Outro conselheiro, Marcelo Uchôa disse se tratar do "processo mais esdrúxulo" que já julgou no colegiado. "Além de tudo é xenofobia. Só foram presos por serem chineses. E foram achincalhados pela ditadura", disse Uchôa.
Anistia
O pedido de anistia aos chineses é de autoria de João Vicente Goulart, filho do ex-presidente João Goulart, deposto pelos militares. O governo brasileiro da época ainda se apropriou do dinheiro que estava em poder dos detidos, que, em valor atualizado, chega a R$ 800mil.
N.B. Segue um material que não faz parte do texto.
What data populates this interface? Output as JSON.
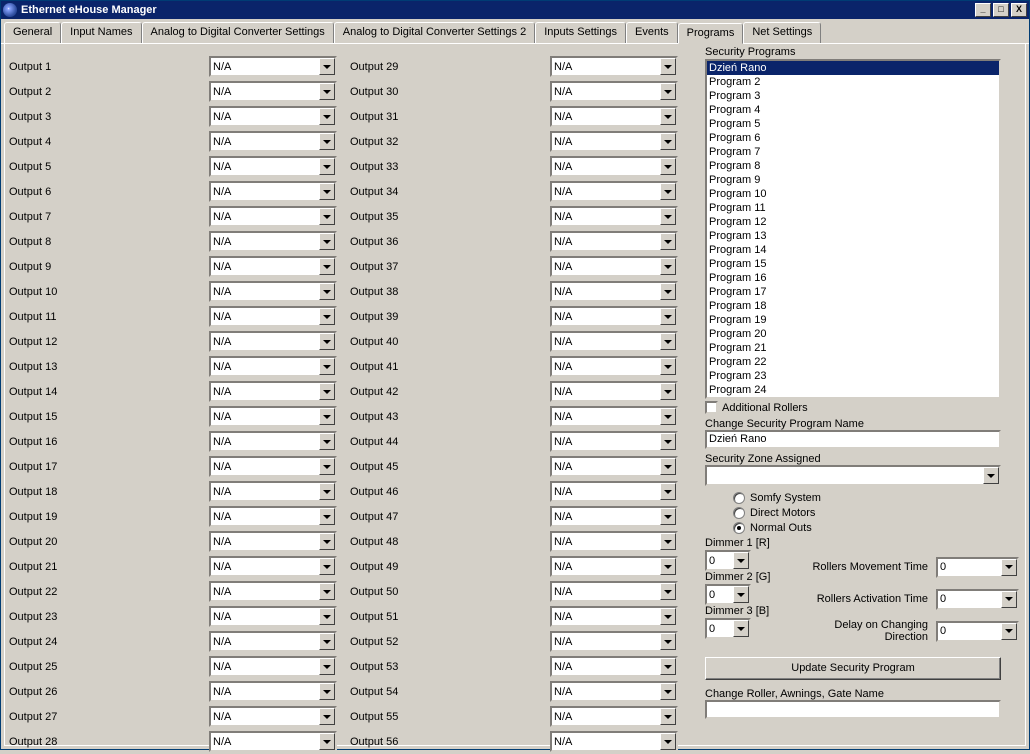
{
  "window": {
    "title": "Ethernet eHouse Manager"
  },
  "tabs": [
    "General",
    "Input Names",
    "Analog to Digital Converter Settings",
    "Analog to Digital Converter Settings 2",
    "Inputs Settings",
    "Events",
    "Programs",
    "Net Settings"
  ],
  "active_tab": 6,
  "output_value": "N/A",
  "outputs_left": [
    "Output 1",
    "Output 2",
    "Output 3",
    "Output 4",
    "Output 5",
    "Output 6",
    "Output 7",
    "Output 8",
    "Output 9",
    "Output 10",
    "Output 11",
    "Output 12",
    "Output 13",
    "Output 14",
    "Output 15",
    "Output 16",
    "Output 17",
    "Output 18",
    "Output 19",
    "Output 20",
    "Output 21",
    "Output 22",
    "Output 23",
    "Output 24",
    "Output 25",
    "Output 26",
    "Output 27",
    "Output 28"
  ],
  "outputs_right": [
    "Output 29",
    "Output 30",
    "Output 31",
    "Output 32",
    "Output 33",
    "Output 34",
    "Output 35",
    "Output 36",
    "Output 37",
    "Output 38",
    "Output 39",
    "Output 40",
    "Output 41",
    "Output 42",
    "Output 43",
    "Output 44",
    "Output 45",
    "Output 46",
    "Output 47",
    "Output 48",
    "Output 49",
    "Output 50",
    "Output 51",
    "Output 52",
    "Output 53",
    "Output 54",
    "Output 55",
    "Output 56"
  ],
  "right": {
    "security_programs_label": "Security Programs",
    "programs": [
      "Dzień Rano",
      "Program 2",
      "Program 3",
      "Program 4",
      "Program 5",
      "Program 6",
      "Program 7",
      "Program 8",
      "Program 9",
      "Program 10",
      "Program 11",
      "Program 12",
      "Program 13",
      "Program 14",
      "Program 15",
      "Program 16",
      "Program 17",
      "Program 18",
      "Program 19",
      "Program 20",
      "Program 21",
      "Program 22",
      "Program 23",
      "Program 24"
    ],
    "selected_program": 0,
    "additional_rollers_label": "Additional Rollers",
    "change_name_label": "Change Security Program Name",
    "change_name_value": "Dzień Rano",
    "zone_label": "Security Zone Assigned",
    "zone_value": "",
    "radio": {
      "somfy": "Somfy System",
      "direct": "Direct Motors",
      "normal": "Normal Outs"
    },
    "radio_selected": "normal",
    "dimmers": [
      {
        "label": "Dimmer 1 [R]",
        "value": "0"
      },
      {
        "label": "Dimmer 2 [G]",
        "value": "0"
      },
      {
        "label": "Dimmer 3 [B]",
        "value": "0"
      }
    ],
    "params": [
      {
        "label": "Rollers Movement Time",
        "value": "0"
      },
      {
        "label": "Rollers Activation Time",
        "value": "0"
      },
      {
        "label": "Delay on Changing Direction",
        "value": "0"
      }
    ],
    "update_btn": "Update Security Program",
    "change_roller_label": "Change Roller, Awnings, Gate Name",
    "change_roller_value": ""
  }
}
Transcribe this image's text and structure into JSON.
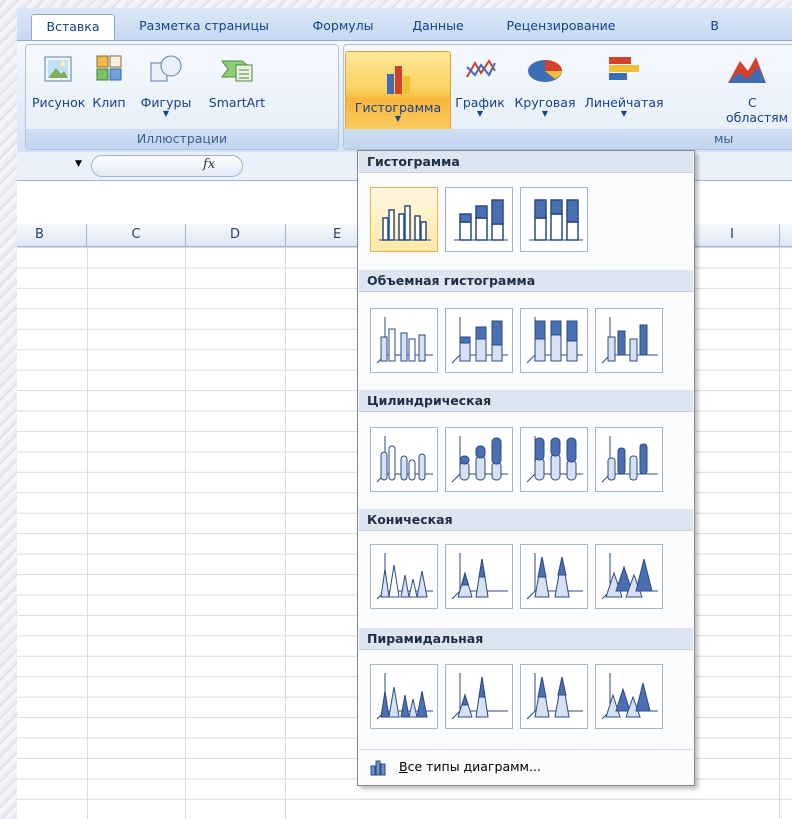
{
  "ribbon_tabs": [
    "Вставка",
    "Разметка страницы",
    "Формулы",
    "Данные",
    "Рецензирование",
    "В"
  ],
  "ribbon": {
    "illustrations": {
      "buttons": [
        "Рисунок",
        "Клип",
        "Фигуры",
        "SmartArt"
      ],
      "group_label": "Иллюстрации"
    },
    "charts": {
      "buttons": [
        "Гистограмма",
        "График",
        "Круговая",
        "Линейчатая"
      ],
      "area_button": [
        "С",
        "областям"
      ],
      "group_label_fragment": "мы"
    }
  },
  "formula_bar": {
    "fx_label": "fx"
  },
  "columns": [
    "B",
    "C",
    "D",
    "E",
    "I"
  ],
  "gallery": {
    "sections": [
      {
        "title": "Гистограмма",
        "items": [
          "clustered-column",
          "stacked-column",
          "100-stacked-column"
        ]
      },
      {
        "title": "Объемная гистограмма",
        "items": [
          "3d-clustered-column",
          "3d-stacked-column",
          "3d-100-stacked-column",
          "3d-column"
        ]
      },
      {
        "title": "Цилиндрическая",
        "items": [
          "clustered-cylinder",
          "stacked-cylinder",
          "100-stacked-cylinder",
          "3d-cylinder"
        ]
      },
      {
        "title": "Коническая",
        "items": [
          "clustered-cone",
          "stacked-cone",
          "100-stacked-cone",
          "3d-cone"
        ]
      },
      {
        "title": "Пирамидальная",
        "items": [
          "clustered-pyramid",
          "stacked-pyramid",
          "100-stacked-pyramid",
          "3d-pyramid"
        ]
      }
    ],
    "footer_label": "Все типы диаграмм..."
  },
  "colors": {
    "accent": "#15428b",
    "selected": "#fbd25d",
    "chart_blue": "#4a6fb3"
  }
}
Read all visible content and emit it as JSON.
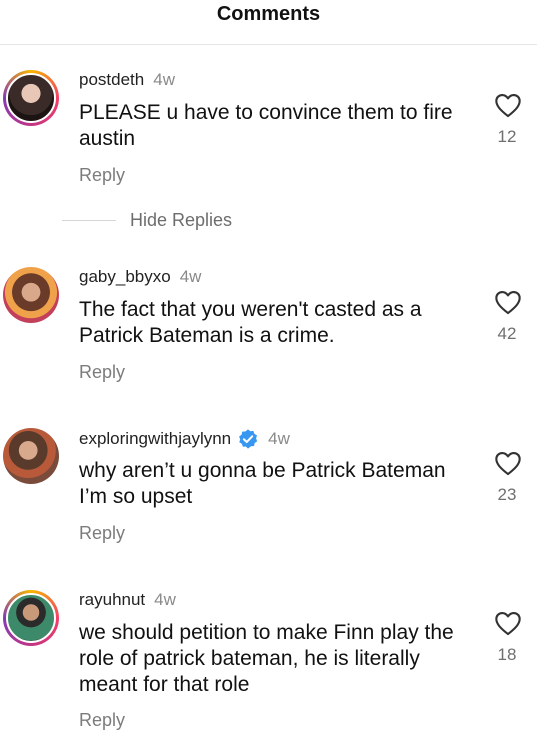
{
  "header": {
    "title": "Comments"
  },
  "comments": [
    {
      "username": "postdeth",
      "time": "4w",
      "text": "PLEASE u have to convince them to fire austin",
      "reply_label": "Reply",
      "likes": "12",
      "verified": false
    },
    {
      "username": "gaby_bbyxo",
      "time": "4w",
      "text": "The fact that you weren't casted as a Patrick Bateman is a crime.",
      "reply_label": "Reply",
      "likes": "42",
      "verified": false
    },
    {
      "username": "exploringwithjaylynn",
      "time": "4w",
      "text": "why aren’t u gonna be Patrick Bateman I’m so upset",
      "reply_label": "Reply",
      "likes": "23",
      "verified": true
    },
    {
      "username": "rayuhnut",
      "time": "4w",
      "text": "we should petition to make Finn play the role of patrick bateman, he is literally meant for that role",
      "reply_label": "Reply",
      "likes": "18",
      "verified": false
    }
  ],
  "hide_replies_label": "Hide Replies",
  "icons": {
    "like": "heart-outline-icon",
    "verified": "verified-badge-icon"
  },
  "colors": {
    "verified": "#3897f0",
    "muted": "#7c7c7c"
  }
}
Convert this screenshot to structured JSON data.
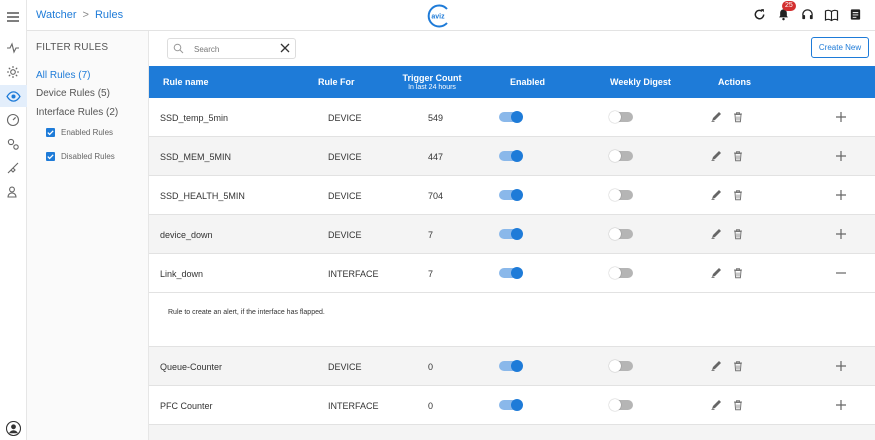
{
  "breadcrumb": {
    "parent": "Watcher",
    "separator": ">",
    "current": "Rules"
  },
  "logo_text": "aviz",
  "notifications": {
    "count": "25"
  },
  "filter": {
    "title": "FILTER RULES",
    "all": "All Rules (7)",
    "device": "Device Rules (5)",
    "interface": "Interface Rules (2)",
    "enabled": "Enabled Rules",
    "disabled": "Disabled Rules"
  },
  "search": {
    "placeholder": "Search"
  },
  "create_label": "Create New",
  "table": {
    "headers": {
      "rule_name": "Rule name",
      "rule_for": "Rule For",
      "trigger": "Trigger Count",
      "trigger_sub": "In last 24 hours",
      "enabled": "Enabled",
      "digest": "Weekly Digest",
      "actions": "Actions"
    },
    "rows": [
      {
        "name": "SSD_temp_5min",
        "for": "DEVICE",
        "count": "549",
        "enabled": true,
        "digest": false,
        "expanded": false
      },
      {
        "name": "SSD_MEM_5MIN",
        "for": "DEVICE",
        "count": "447",
        "enabled": true,
        "digest": false,
        "expanded": false
      },
      {
        "name": "SSD_HEALTH_5MIN",
        "for": "DEVICE",
        "count": "704",
        "enabled": true,
        "digest": false,
        "expanded": false
      },
      {
        "name": "device_down",
        "for": "DEVICE",
        "count": "7",
        "enabled": true,
        "digest": false,
        "expanded": false
      },
      {
        "name": "Link_down",
        "for": "INTERFACE",
        "count": "7",
        "enabled": true,
        "digest": false,
        "expanded": true
      },
      {
        "name": "Queue-Counter",
        "for": "DEVICE",
        "count": "0",
        "enabled": true,
        "digest": false,
        "expanded": false
      },
      {
        "name": "PFC Counter",
        "for": "INTERFACE",
        "count": "0",
        "enabled": true,
        "digest": false,
        "expanded": false
      }
    ],
    "expanded_description": "Rule to create an alert, if the interface has flapped."
  },
  "colors": {
    "accent": "#1e7bd8",
    "badge": "#d32f2f",
    "toggle_off": "#b5b5b5"
  },
  "icons": {
    "rail": [
      "menu-icon",
      "activity-icon",
      "settings-icon",
      "watcher-eye-icon",
      "gauge-icon",
      "gears-icon",
      "plug-icon",
      "user-search-icon"
    ],
    "top": [
      "refresh-icon",
      "bell-icon",
      "headset-icon",
      "book-icon",
      "document-icon"
    ]
  }
}
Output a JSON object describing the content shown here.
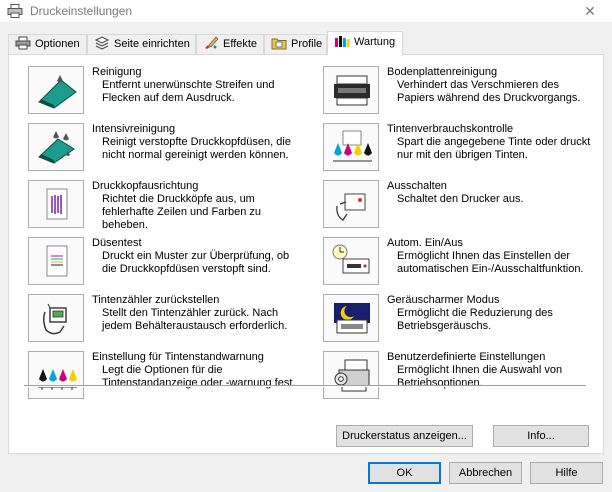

O advogado Victor Neiva, que defendeu o pedido a favor dos chineses na comissão, afirmou que o regime militar "precisa prendê-los para justificar a ameaça comunista". E completou: "Talvez seja esse caso o maior erro do Judiciário da nossa história. Foi instalada uma ação penal com base apenas na nacionalidade dos réus. Eles foram presos, barbaramente torturados e esse processo permanece engavetado."
O caso, oficialmente, ainda não foi extinto judicialmente. A anistia coletiva aos chineses foi aprovada por unanimidade e, no final, a presidente da comissão, Eneá Stutz, fez o pedido de perdão oficial do Estado. Dos nove chineses, apenas um está vivo.